France has proposed that the European Union gradually impose methane emissions limits on gas imported into the 27-country bloc, a move that would attempt to leverage Europe’s position as a major fossil fuel buyer to tackle the potent greenhouse gas.
Methane is the second biggest cause of climate change after carbon dioxide. In the short term it has a far higher warming effect, meaning rapid cuts in methane emissions are crucial if the world is to limit global warming.
EU countries and lawmakers are negotiating a law that would force oil and gas producers in Europe to stop intentionally releasing methane, and fix leaks in their infrastructure, where the potent greenhouse gas can escape into the atmosphere.
EU lawmakers want the rules to also cover imported fossil fuels from 2026. EU countries have so far resisted that push – but a document seen by Reuters showed that France is now on board, and is attempting to rally support from other countries.
“Imposing methane leakage criteria on European hydrocarbon imports is a climate imperative, does not raise measurement difficulties, and is part of a global dynamic,” said France in a document shared with other EU countries.

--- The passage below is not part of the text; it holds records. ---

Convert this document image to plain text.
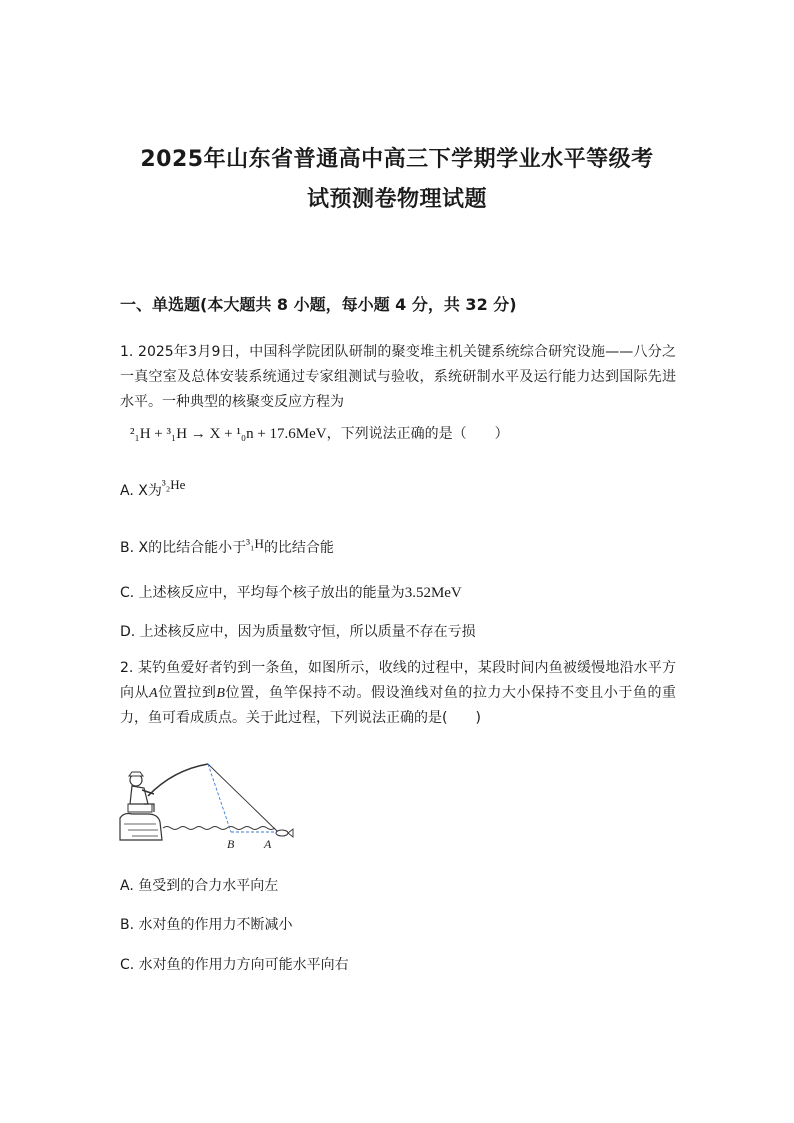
2025年山东省普通高中高三下学期学业水平等级考
试预测卷物理试题
一、单选题(本大题共 8 小题，每小题 4 分，共 32 分)
1. 2025年3月9日，中国科学院团队研制的聚变堆主机关键系统综合研究设施——八分之一真空室及总体安装系统通过专家组测试与验收，系统研制水平及运行能力达到国际先进水平。一种典型的核聚变反应方程为
²₁H + ³₁H → X + ¹₀n + 17.6MeV，下列说法正确的是（　　）
A. X为³₂He
B. X的比结合能小于³₁H的比结合能
C. 上述核反应中，平均每个核子放出的能量为3.52MeV
D. 上述核反应中，因为质量数守恒，所以质量不存在亏损
2. 某钓鱼爱好者钓到一条鱼，如图所示，收线的过程中，某段时间内鱼被缓慢地沿水平方向从A位置拉到B位置，鱼竿保持不动。假设渔线对鱼的拉力大小保持不变且小于鱼的重力，鱼可看成质点。关于此过程，下列说法正确的是(　　)
B A
A. 鱼受到的合力水平向左
B. 水对鱼的作用力不断减小
C. 水对鱼的作用力方向可能水平向右
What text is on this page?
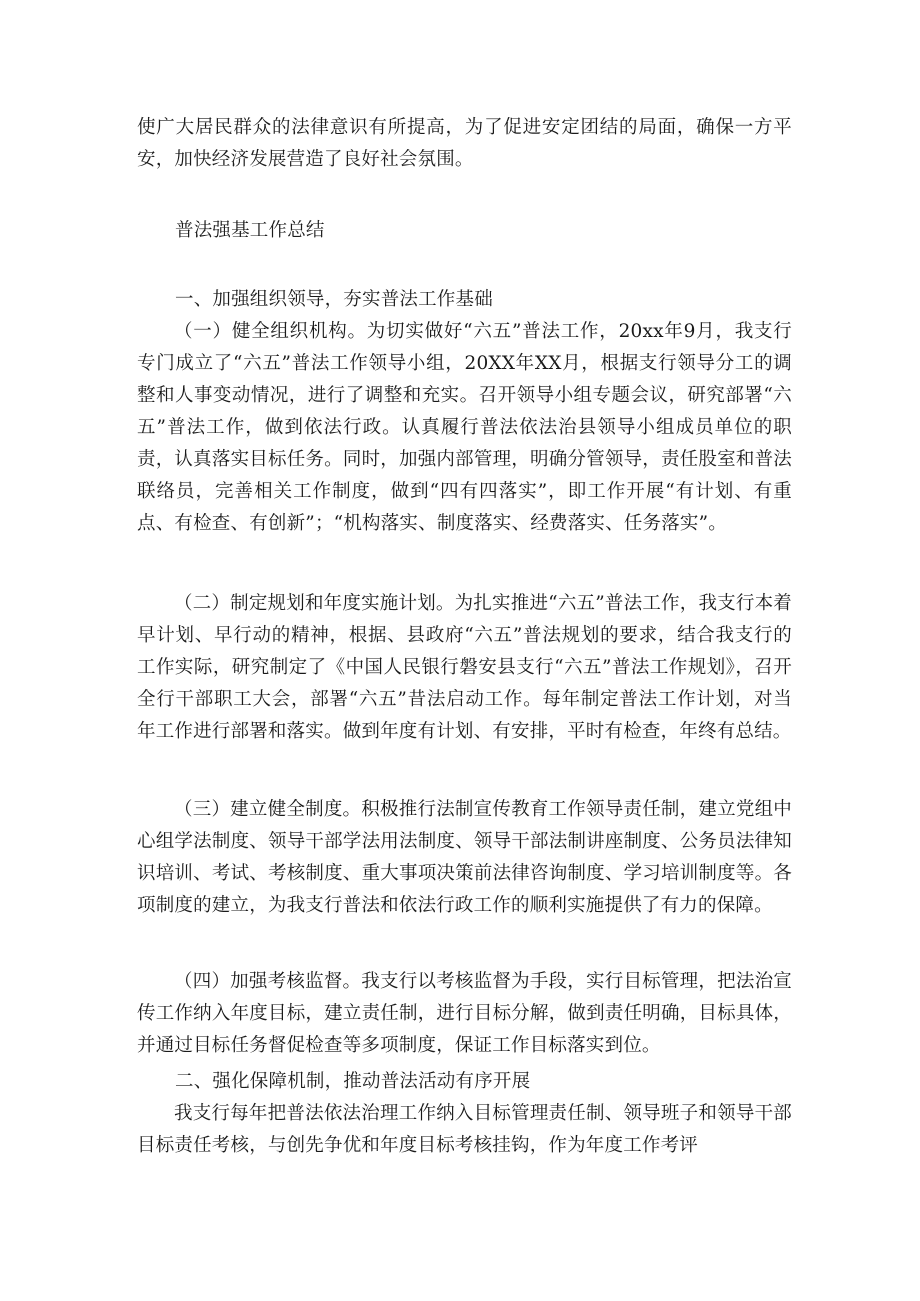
使广大居民群众的法律意识有所提高，为了促进安定团结的局面，确保一方平安，加快经济发展营造了良好社会氛围。

普法强基工作总结

一、加强组织领导，夯实普法工作基础

（一）健全组织机构。为切实做好“六五”普法工作，20xx年9月，我支行专门成立了“六五”普法工作领导小组，20XX年XX月，根据支行领导分工的调整和人事变动情况，进行了调整和充实。召开领导小组专题会议，研究部署“六五”普法工作，做到依法行政。认真履行普法依法治县领导小组成员单位的职责，认真落实目标任务。同时，加强内部管理，明确分管领导，责任股室和普法联络员，完善相关工作制度，做到“四有四落实”，即工作开展“有计划、有重点、有检查、有创新”；“机构落实、制度落实、经费落实、任务落实”。

（二）制定规划和年度实施计划。为扎实推进“六五”普法工作，我支行本着早计划、早行动的精神，根据、县政府“六五”普法规划的要求，结合我支行的工作实际，研究制定了《中国人民银行磐安县支行“六五”普法工作规划》，召开全行干部职工大会，部署“六五”昔法启动工作。每年制定普法工作计划，对当年工作进行部署和落实。做到年度有计划、有安排，平时有检查，年终有总结。

（三）建立健全制度。积极推行法制宣传教育工作领导责任制，建立党组中心组学法制度、领导干部学法用法制度、领导干部法制讲座制度、公务员法律知识培训、考试、考核制度、重大事项决策前法律咨询制度、学习培训制度等。各项制度的建立，为我支行普法和依法行政工作的顺利实施提供了有力的保障。

（四）加强考核监督。我支行以考核监督为手段，实行目标管理，把法治宣传工作纳入年度目标，建立责任制，进行目标分解，做到责任明确，目标具体，并通过目标任务督促检查等多项制度，保证工作目标落实到位。

二、强化保障机制，推动普法活动有序开展

我支行每年把普法依法治理工作纳入目标管理责任制、领导班子和领导干部目标责任考核，与创先争优和年度目标考核挂钩，作为年度工作考评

“The EU cannot stay behind the curve on this issue,” it added.
France proposes that from 2026, importers must prove that 70% of their fossil fuel imports comply with the EU methane rules, with the share increasing each year until 100% are covered in 2029.
Some EU officials said it was not yet clear how many countries backed the proposal, which was dated Oct. 6. Germany – Europe’s biggest gas buyer – and Poland have previously said they would be willing to extend the EU rules to cover fossil fuel imports.

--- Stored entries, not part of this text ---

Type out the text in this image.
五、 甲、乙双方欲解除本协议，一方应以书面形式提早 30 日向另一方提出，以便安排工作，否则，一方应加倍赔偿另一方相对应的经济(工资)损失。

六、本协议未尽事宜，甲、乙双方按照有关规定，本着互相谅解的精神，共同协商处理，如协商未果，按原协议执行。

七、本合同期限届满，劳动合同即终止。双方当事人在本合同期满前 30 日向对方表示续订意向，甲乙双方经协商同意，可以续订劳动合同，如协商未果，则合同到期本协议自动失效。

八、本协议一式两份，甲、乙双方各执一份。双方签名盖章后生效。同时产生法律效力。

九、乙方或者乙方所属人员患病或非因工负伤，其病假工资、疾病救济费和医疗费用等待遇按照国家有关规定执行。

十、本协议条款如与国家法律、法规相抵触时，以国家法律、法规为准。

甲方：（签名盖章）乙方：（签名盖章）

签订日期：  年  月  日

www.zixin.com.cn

Hungary and Romania have previously sought weaker rules, while some countries have questioned whether it is feasible to enforce the EU’s standard abroad.
The EU imports more than 80% of its gas from countries including Norway, the United States, Algeria – and Russia, which slashed deliveries last year. Most methane emissions associated with EU gas consumption occur abroad.
The non-profit Clean Air Task Force has estimated that expanding the EU rules to cover imports could cut global methane emissions in the oil and gas sector by up to 30%.
Methane is expected to be in the spotlight at the U.N.’s COP28 climate summit in November, where conference host the United Arab Emirates plans to launch a voluntary methane-cutting pledge from oil and gas firms.